So whole numbers have a unique representation as the product of primes raised to a certain power. This representation can be extended to rational numbers too if we allow negative powers, since if $$a:=\prod_{i}^{N_a} p_i^{a_i}$$ and $$b:=\prod_{j}^{N_b} p_j^{b_j}$$ are coprimes then their ratio $$x:=\frac{a}{b} = \prod_{i}^{N_a} p_i^{a_i}\times\prod_{j}^{N_b} p_j^{-b_j}$$ is uniqely represented by the set of pairs $(a_i, i)$ and $(b_j, j)$. I denote this representation with $R_1(x)$.
Rational numbers have another uniqe representation in the form of finite continued fractions $$x = x_0 + \frac{1}{x_1+\frac{1}{x_2+…}} = [x_0;x_1,x_2…x_N]$$ where each $x_i \in \Bbb{N^+}$. This can be reformulated in a way that $x$ is represented by the set of representations $$R_2(x):=\{(R_1(x_i),i)\,|\,0\le i\le N\}$$ My question basically is how can I go from $R_2$ to $R_1$ without re-calculating prime factorizations of sums arising during the trivial "$R_2$ to $R_1$" process (or is this even possible)? If not, then does $R_2$ contain any "useful" and "easily accessible" information about $R_1$?

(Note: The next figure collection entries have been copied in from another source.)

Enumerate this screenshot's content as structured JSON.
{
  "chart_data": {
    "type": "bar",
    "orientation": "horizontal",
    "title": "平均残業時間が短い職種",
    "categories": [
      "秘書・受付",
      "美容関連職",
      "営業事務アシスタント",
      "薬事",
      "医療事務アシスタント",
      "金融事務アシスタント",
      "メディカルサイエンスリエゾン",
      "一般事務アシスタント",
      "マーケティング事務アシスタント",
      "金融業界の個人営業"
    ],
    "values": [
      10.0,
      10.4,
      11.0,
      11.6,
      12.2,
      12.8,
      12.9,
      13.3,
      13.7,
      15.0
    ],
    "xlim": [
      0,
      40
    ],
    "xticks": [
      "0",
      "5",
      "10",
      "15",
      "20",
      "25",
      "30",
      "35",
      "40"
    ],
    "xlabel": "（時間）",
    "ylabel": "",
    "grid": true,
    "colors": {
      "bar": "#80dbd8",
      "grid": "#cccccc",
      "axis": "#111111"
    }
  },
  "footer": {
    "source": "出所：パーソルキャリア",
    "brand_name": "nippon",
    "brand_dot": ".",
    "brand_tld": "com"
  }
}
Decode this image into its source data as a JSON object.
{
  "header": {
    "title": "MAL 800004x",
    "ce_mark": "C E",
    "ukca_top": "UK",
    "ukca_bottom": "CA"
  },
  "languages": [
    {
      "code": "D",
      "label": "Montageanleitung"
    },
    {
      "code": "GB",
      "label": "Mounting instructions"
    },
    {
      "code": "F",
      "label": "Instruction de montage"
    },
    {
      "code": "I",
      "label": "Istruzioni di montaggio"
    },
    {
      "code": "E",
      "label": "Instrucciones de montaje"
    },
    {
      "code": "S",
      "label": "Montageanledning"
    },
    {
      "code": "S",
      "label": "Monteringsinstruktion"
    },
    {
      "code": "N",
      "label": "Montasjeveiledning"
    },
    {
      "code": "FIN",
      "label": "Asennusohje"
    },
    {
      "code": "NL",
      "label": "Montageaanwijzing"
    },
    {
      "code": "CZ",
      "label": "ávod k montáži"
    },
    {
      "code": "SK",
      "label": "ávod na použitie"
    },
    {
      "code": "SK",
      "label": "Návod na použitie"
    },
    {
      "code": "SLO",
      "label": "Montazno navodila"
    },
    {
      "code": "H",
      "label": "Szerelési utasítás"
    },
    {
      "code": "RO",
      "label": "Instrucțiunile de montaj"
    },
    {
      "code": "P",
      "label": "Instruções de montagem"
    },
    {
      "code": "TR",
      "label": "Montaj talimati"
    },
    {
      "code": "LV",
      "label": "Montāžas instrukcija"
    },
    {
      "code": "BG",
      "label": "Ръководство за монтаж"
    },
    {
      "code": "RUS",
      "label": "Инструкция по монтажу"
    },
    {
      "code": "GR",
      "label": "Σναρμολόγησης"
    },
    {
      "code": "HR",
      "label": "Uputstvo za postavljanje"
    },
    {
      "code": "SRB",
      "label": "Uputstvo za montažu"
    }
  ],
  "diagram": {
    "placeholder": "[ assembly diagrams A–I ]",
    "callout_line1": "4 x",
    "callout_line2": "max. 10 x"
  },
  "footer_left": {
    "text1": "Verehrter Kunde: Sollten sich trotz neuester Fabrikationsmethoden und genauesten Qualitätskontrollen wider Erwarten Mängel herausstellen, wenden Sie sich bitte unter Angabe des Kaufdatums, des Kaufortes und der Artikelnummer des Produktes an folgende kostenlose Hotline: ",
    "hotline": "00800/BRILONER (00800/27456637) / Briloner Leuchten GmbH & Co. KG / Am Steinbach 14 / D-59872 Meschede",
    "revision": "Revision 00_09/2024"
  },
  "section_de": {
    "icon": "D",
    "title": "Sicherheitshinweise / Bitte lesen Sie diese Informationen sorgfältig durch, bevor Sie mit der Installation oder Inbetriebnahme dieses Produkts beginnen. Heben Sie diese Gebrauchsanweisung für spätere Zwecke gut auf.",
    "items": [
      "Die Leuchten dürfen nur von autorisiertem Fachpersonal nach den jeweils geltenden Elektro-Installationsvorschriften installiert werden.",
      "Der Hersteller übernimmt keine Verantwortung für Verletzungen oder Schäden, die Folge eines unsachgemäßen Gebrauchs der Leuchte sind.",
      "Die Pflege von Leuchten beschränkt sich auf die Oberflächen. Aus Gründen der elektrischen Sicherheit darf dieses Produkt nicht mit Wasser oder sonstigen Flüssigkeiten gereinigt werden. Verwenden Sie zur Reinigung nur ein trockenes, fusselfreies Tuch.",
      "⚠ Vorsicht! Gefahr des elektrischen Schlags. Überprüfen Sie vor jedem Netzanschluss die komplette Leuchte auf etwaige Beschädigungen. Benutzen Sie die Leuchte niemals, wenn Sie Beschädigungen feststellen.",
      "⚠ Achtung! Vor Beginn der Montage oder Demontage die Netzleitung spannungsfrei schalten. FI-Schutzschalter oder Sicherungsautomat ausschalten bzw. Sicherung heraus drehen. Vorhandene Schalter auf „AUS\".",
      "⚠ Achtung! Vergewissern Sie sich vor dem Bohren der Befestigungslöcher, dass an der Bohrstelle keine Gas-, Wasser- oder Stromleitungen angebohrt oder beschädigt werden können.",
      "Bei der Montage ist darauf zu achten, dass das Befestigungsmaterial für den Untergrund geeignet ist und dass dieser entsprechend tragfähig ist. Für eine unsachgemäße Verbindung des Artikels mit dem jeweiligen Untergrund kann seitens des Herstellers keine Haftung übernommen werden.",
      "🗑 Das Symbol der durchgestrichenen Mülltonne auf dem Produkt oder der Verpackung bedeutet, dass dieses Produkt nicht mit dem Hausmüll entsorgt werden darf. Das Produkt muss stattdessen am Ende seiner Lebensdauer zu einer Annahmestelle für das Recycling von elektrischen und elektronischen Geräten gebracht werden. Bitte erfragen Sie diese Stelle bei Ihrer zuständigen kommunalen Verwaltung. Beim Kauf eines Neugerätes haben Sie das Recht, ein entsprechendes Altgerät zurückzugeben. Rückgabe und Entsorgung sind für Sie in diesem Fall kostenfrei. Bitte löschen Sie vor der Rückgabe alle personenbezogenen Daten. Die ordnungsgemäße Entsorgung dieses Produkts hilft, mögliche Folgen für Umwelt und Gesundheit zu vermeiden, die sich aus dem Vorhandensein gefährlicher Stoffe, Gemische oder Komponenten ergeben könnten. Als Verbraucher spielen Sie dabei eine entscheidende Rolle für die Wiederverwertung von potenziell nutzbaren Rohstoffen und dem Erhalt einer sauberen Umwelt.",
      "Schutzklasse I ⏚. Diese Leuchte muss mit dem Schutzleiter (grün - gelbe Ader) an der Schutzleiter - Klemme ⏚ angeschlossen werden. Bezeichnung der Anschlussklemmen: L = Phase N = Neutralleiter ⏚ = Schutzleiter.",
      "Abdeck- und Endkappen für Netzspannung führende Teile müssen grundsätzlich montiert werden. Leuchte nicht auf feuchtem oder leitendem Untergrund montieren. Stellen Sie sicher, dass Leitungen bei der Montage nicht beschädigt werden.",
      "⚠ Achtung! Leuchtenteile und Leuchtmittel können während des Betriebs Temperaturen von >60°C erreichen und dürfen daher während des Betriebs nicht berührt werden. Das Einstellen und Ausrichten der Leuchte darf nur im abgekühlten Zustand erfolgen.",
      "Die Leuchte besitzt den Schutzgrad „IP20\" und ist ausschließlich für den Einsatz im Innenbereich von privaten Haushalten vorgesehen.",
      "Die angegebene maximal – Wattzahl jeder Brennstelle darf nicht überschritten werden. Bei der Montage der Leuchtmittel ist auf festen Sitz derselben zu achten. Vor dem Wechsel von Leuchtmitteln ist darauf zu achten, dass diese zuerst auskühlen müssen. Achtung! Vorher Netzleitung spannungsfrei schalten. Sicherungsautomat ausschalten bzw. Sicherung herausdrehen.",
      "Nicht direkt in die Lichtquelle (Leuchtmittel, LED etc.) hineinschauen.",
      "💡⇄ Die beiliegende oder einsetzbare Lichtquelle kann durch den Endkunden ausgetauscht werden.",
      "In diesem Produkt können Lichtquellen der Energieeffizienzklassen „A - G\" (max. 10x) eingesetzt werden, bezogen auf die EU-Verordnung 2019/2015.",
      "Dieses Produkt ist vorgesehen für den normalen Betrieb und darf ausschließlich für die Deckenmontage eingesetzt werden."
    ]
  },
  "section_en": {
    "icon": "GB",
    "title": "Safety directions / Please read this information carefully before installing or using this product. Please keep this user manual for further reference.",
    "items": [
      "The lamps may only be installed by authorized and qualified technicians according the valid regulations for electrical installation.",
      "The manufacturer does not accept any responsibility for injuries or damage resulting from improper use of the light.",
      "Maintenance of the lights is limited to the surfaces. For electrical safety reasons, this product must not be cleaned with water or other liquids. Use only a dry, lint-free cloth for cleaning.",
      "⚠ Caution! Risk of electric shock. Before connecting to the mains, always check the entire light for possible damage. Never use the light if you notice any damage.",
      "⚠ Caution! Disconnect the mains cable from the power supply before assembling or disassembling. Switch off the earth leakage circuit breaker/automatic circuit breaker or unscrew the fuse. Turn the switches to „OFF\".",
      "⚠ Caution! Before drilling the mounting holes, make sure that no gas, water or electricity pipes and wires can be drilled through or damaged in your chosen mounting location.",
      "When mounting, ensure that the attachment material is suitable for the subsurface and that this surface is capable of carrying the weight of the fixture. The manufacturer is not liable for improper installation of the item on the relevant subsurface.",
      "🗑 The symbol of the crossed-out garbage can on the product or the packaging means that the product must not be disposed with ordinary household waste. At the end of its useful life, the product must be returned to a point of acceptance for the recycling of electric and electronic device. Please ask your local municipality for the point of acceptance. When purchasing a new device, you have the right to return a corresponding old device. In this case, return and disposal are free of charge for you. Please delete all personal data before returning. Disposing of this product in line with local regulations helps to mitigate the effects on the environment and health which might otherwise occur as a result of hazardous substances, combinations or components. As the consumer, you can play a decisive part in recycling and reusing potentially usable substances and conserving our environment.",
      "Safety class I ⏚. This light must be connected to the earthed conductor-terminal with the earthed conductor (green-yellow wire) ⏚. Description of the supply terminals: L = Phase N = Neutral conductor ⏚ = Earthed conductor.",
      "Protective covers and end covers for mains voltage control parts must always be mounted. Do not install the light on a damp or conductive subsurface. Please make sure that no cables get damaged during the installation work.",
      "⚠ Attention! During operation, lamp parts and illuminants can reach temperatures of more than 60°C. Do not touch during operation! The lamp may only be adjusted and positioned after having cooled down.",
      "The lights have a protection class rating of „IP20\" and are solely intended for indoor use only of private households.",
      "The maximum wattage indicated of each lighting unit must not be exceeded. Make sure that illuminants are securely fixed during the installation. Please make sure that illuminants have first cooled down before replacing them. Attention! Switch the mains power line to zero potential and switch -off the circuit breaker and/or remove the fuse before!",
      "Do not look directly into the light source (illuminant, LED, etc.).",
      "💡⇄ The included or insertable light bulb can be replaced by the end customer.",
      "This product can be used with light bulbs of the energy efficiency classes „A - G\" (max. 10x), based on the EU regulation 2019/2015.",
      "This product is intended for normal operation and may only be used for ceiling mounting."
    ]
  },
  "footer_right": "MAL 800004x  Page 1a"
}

Edit: I thought it would be easier to answer the question if you knew my motivation: I'd like to extend the concept of prime factorization further to the set of irrationals. Since we know the $R_2$ of an irrational it would be somehow logical to use this to obtain its $R_1$-like representation, that should fulfill the uniqueness, but can be infinitely long.
Best Answer
I do not believe that continued fractions contain useful information about the prime factorization of the numerator and denominator. Given two large coprime integers $a, b$ of similar magnitude, it is quite fast (using the Euclidean algorithm) to construct the continued fraction of $a/b$, which usually will involve fairly small terms. On the other hand, factoring $a$ and $b$ is notoriously difficult.